This week I finally get a break. I haven’t had a true recovery since I started my IM plan nine weeks ago — and definitely not in the base phase before that — so I’m really excited about this mental and physical respite.
It couldn’t come at a better time.
I raced yesterday (report to come tomorrow) and had a blast, but heading out for a long run AFTER going hard that morning nearly killed me (I’m actually not kidding about this — I had to run/walk my sorry butt home down Conn. Ave). I finally realized how much of a toll this is taking on my mind and body. I struggled with my entire being to get up this morning and swim 3000m — which I only did so I can have the afternoon/evening at home rather than battling the crowds at Wilson. In any case, I need this time to regroup, relax and prep to ramp it right back up next week until taper starts in August.
So, Monday through Friday I’ve got light workouts (Saturday is Total200, which I’m pretending isn’t part of this week) and a total off day on Sunday. Not having to set an alarm, sitting by the pool and maybe having a beer or two? What? Is that a thing people do?

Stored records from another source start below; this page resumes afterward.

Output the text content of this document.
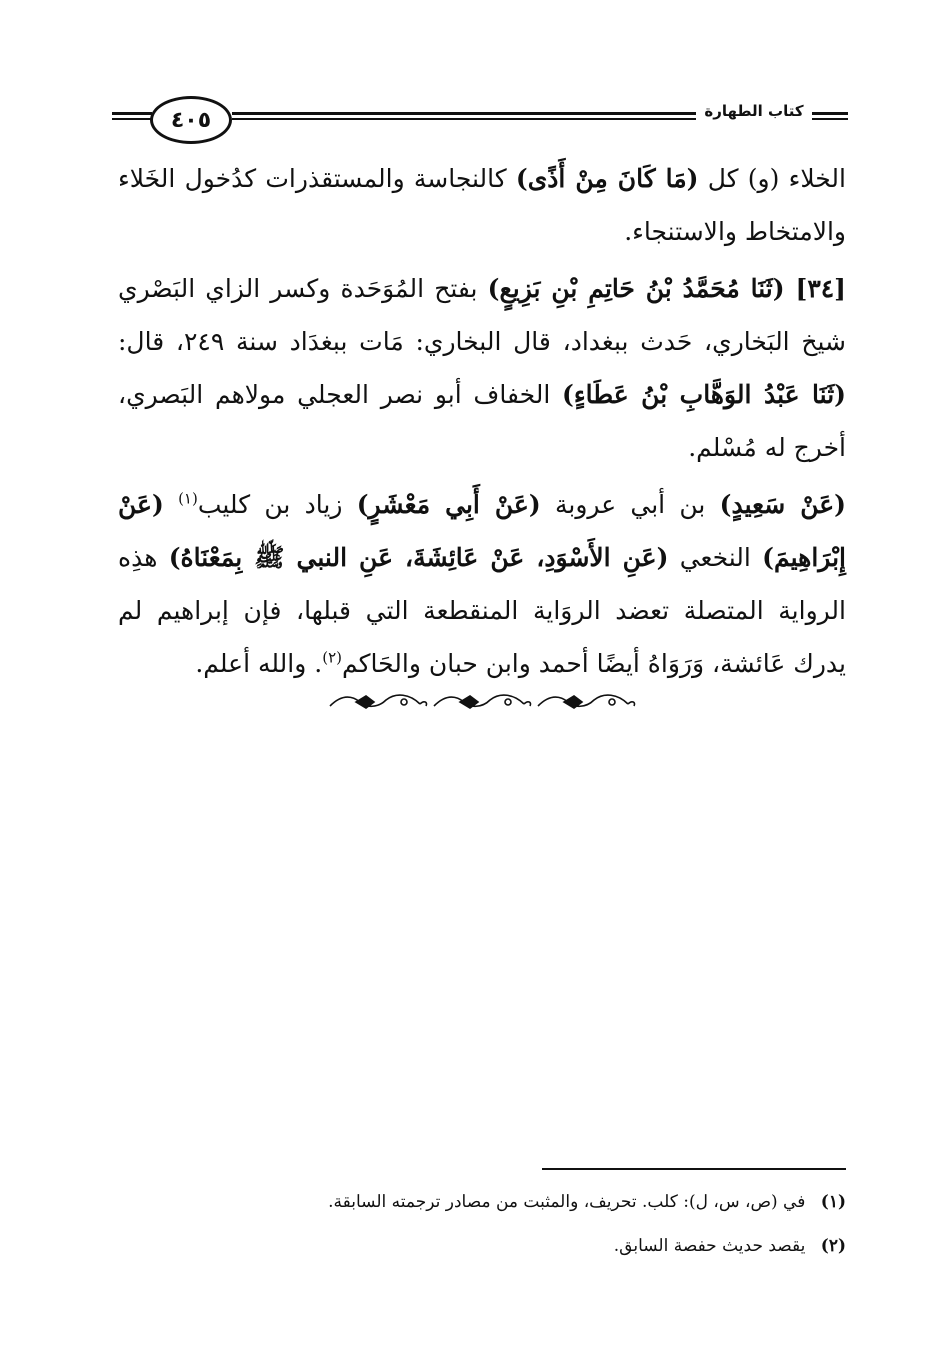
٤٠٥	كتاب الطهارة

الخلاء (و) كل (مَا كَانَ مِنْ أَذًى) كالنجاسة والمستقذرات كدُخول الخَلاء والامتخاط والاستنجاء.

[٣٤] (ثَنَا مُحَمَّدُ بْنُ حَاتِمِ بْنِ بَزِيعٍ) بفتح المُوَحَدة وكسر الزاي البَصْري شيخ البَخاري، حَدث ببغداد، قال البخاري: مَات ببغدَاد سنة ٢٤٩، قال: (ثَنَا عَبْدُ الوَهَّابِ بْنُ عَطَاءٍ) الخفاف أبو نصر العجلي مولاهم البَصري، أخرج له مُسْلم.

(عَنْ سَعِيدٍ) بن أبي عروبة (عَنْ أَبِي مَعْشَرٍ) زياد بن كليب$^{(١)}$ (عَنْ إِبْرَاهِيمَ) النخعي (عَنِ الأَسْوَدِ، عَنْ عَائِشَةَ، عَنِ النبي ﷺ بِمَعْنَاهُ) هذِه الرواية المتصلة تعضد الروَاية المنقطعة التي قبلها، فإن إبراهيم لم يدرك عَائشة، وَرَوَاهُ أيضًا أحمد وابن حبان والحَاكم$^{(٢)}$. والله أعلم.

(١) في (ص، س، ل): كلب. تحريف، والمثبت من مصادر ترجمته السابقة.
(٢) يقصد حديث حفصة السابق.
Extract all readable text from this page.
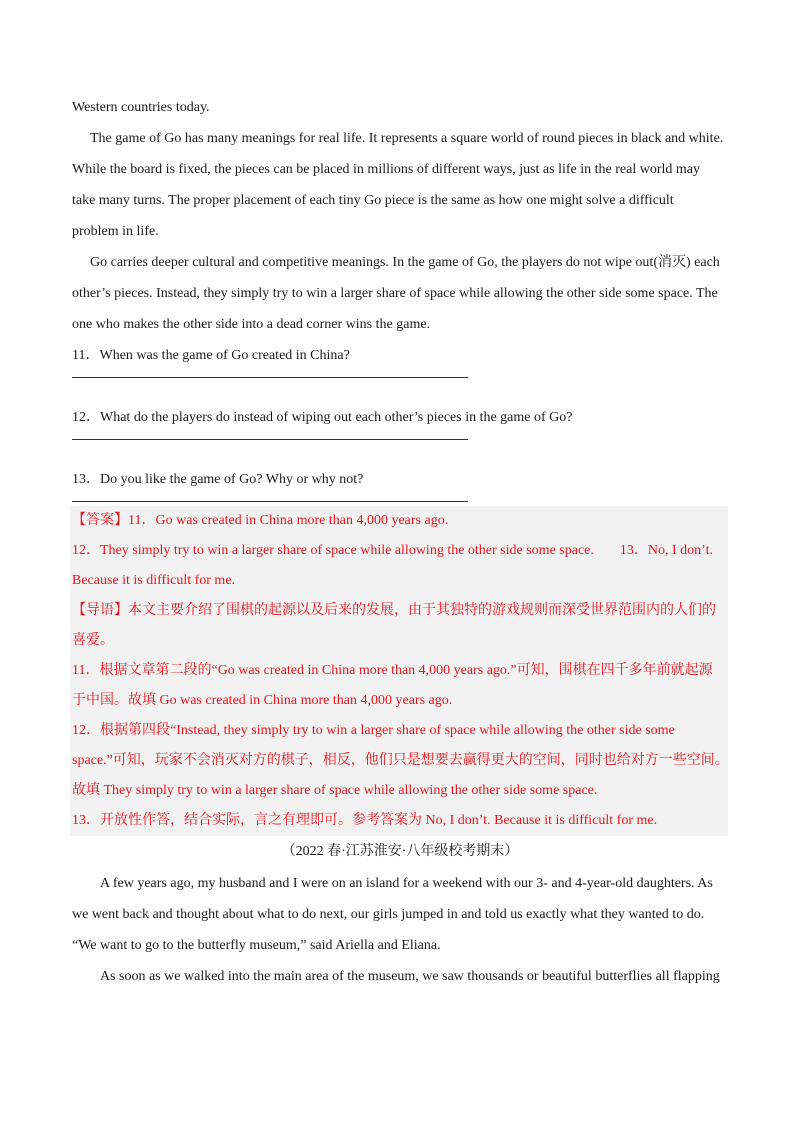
Western countries today.
The game of Go has many meanings for real life. It represents a square world of round pieces in black and white.
While the board is fixed, the pieces can be placed in millions of different ways, just as life in the real world may
take many turns. The proper placement of each tiny Go piece is the same as how one might solve a difficult
problem in life.
Go carries deeper cultural and competitive meanings. In the game of Go, the players do not wipe out(消灭) each
other’s pieces. Instead, they simply try to win a larger share of space while allowing the other side some space. The
one who makes the other side into a dead corner wins the game.
11．When was the game of Go created in China?
12．What do the players do instead of wiping out each other’s pieces in the game of Go?
13．Do you like the game of Go? Why or why not?
【答案】11．Go was created in China more than 4,000 years ago.
12．They simply try to win a larger share of space while allowing the other side some space. 13．No, I don’t.
Because it is difficult for me.
【导语】本文主要介绍了围棋的起源以及后来的发展，由于其独特的游戏规则而深受世界范围内的人们的
喜爱。
11．根据文章第二段的“Go was created in China more than 4,000 years ago.”可知，围棋在四千多年前就起源
于中国。故填 Go was created in China more than 4,000 years ago.
12．根据第四段“Instead, they simply try to win a larger share of space while allowing the other side some
space.”可知，玩家不会消灭对方的棋子，相反，他们只是想要去赢得更大的空间，同时也给对方一些空间。
故填 They simply try to win a larger share of space while allowing the other side some space.
13．开放性作答，结合实际，言之有理即可。参考答案为 No, I don’t. Because it is difficult for me.
（2022 春·江苏淮安·八年级校考期末）
A few years ago, my husband and I were on an island for a weekend with our 3- and 4-year-old daughters. As
we went back and thought about what to do next, our girls jumped in and told us exactly what they wanted to do.
“We want to go to the butterfly museum,” said Ariella and Eliana.
As soon as we walked into the main area of the museum, we saw thousands or beautiful butterflies all flapping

Here’s what I’m planning to do with all this free time I’m not used to having:
1. Cook yummy dinners. I went grocery shopping a few days ago and stocked my fridge with all the right things to make a few real meals with real recipes (I’ve been eating well, just not anything that involves a lot of work) and get back into my Cooking Light challenge.
2. Exercise for fun. How can you work out in a recovery week, you ask? Well, one of the things I’m most looking forward to in the off season is inserting some of the variety and fun back into my routine when it comes to staying in shape. I get cranky when I don’t exercise, but sometimes you need a break from the swim/bike/run thing. And for me, taking a cool class at the gym or going to yoga or finding an otherwise new form of activity counts as a mental respite. I just started a two-month pass to Balance Gym (thanks, LivingSocial *and* Groupon!) so I’m going to check out boxing, boot camp and yoga. Maybe some pole dancing too…
3. Catch up on my DVR. I’ve got a bunch of stuff recorded that I haven’t had time to watch. It’s mostly triathlon and cycling (gotta finish the Tour de Suisse before THE Tour starts next week), but a few movies as well. I just want to sit on my couch with my feet up and zone out into mindlessness.
4. Sleep. I’m trying to arrange the workouts I do have this week for the afternoon/evening so I don’t have to get up at 5:30am. Often I prefer to knock it out early so I can go home after work, take a nap, make dinner etc., but I’m going to balance that with a few mornings of sleeping in.
5. Read. Almost all of my reading is triathlon/training-related. Anyone got any suggestions?
What would you do with a rare recovery week?